One could write a book about that statement.
In golf, it’s facile to blame your poor performance (exclusively) on your clubs because they don’t swing themselves. Of course, that doesn’t stop many hacks from doing it, especially after a second ball flies into the woods. Golf companies spend tens of millions of dollars annually convincing 25 handicaps that they can radically transform their games by buying the latest and most expensive clubs. In point of fact, the clubs don’t matter nearly as much as the person doing the swinging. Give me Phil Mickelson’s top-of-the-line irons and I certainly won’t be breaking 70 anytime soon. I’m just not that good.
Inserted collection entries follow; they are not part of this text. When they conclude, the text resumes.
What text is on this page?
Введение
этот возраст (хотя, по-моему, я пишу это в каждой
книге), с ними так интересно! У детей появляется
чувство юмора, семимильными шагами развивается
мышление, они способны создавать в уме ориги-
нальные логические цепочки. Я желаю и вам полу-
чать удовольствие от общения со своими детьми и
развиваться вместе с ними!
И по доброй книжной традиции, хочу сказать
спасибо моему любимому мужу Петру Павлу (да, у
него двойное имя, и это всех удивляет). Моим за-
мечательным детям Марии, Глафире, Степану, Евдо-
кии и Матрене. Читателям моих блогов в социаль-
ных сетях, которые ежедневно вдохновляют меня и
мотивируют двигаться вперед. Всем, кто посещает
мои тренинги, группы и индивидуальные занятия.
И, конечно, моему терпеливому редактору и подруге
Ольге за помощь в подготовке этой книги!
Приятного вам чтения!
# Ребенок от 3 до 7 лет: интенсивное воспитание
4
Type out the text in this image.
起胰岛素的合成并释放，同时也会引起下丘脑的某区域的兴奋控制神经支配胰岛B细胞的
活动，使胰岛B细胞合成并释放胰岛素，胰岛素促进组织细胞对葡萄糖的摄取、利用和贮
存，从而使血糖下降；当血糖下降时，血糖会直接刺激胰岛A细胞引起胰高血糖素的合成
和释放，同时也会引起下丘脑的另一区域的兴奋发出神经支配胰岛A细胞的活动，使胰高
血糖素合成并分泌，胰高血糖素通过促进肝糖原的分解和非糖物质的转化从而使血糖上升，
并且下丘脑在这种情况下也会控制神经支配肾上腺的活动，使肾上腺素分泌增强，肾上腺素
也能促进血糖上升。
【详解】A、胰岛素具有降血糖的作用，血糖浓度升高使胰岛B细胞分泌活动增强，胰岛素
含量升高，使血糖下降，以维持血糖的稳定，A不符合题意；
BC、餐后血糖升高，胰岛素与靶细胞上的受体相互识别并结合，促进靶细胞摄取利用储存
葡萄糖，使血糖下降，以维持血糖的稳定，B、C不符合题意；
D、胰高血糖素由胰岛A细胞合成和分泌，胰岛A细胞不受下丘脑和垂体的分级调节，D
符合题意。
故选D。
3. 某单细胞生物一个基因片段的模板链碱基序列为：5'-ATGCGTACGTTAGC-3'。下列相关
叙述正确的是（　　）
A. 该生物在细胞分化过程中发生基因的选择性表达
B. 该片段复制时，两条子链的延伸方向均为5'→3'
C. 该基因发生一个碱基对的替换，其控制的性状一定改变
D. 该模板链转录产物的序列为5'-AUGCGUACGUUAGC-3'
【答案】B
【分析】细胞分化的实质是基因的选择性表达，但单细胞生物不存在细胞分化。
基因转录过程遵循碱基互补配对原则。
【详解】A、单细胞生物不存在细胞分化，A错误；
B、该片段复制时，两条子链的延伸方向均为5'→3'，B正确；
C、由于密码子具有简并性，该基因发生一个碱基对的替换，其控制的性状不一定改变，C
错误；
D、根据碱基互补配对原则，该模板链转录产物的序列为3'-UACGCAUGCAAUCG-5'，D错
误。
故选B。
The same holds true in the enterprise software space. Sure, it’s entirely unreasonable to expect people to track their sales of their best customers on pen and paper. I have never seen anyone in a large organization manually writing journal entries in an old-school ledger. Five years ago, however, I worked at one organization that wrote manual checks with a corporate checkbook. (Hey, HR and payroll are often the last to get with program, right?)
Simon Says
Buying powerful ERP and CRM systems can certainly yield significant benefits and savings, especially when the organization had been on the right of the technology adoption lifecycle. The same holds true for data quality applications. There’s absolutely no doubt in my mind that many organizations would benefit from buying them. I’m hard-pressed to think of a more underserved area of IT. But buying them is not the same as deploying them effectively and ensuring that employees use them in ways that make sense.
There’s no difference between enterprise software and sporting equipment. Yes, the “best” of each can help, but it all comes back to the Indian and the arrow. How you use either is paramount to what you’re using.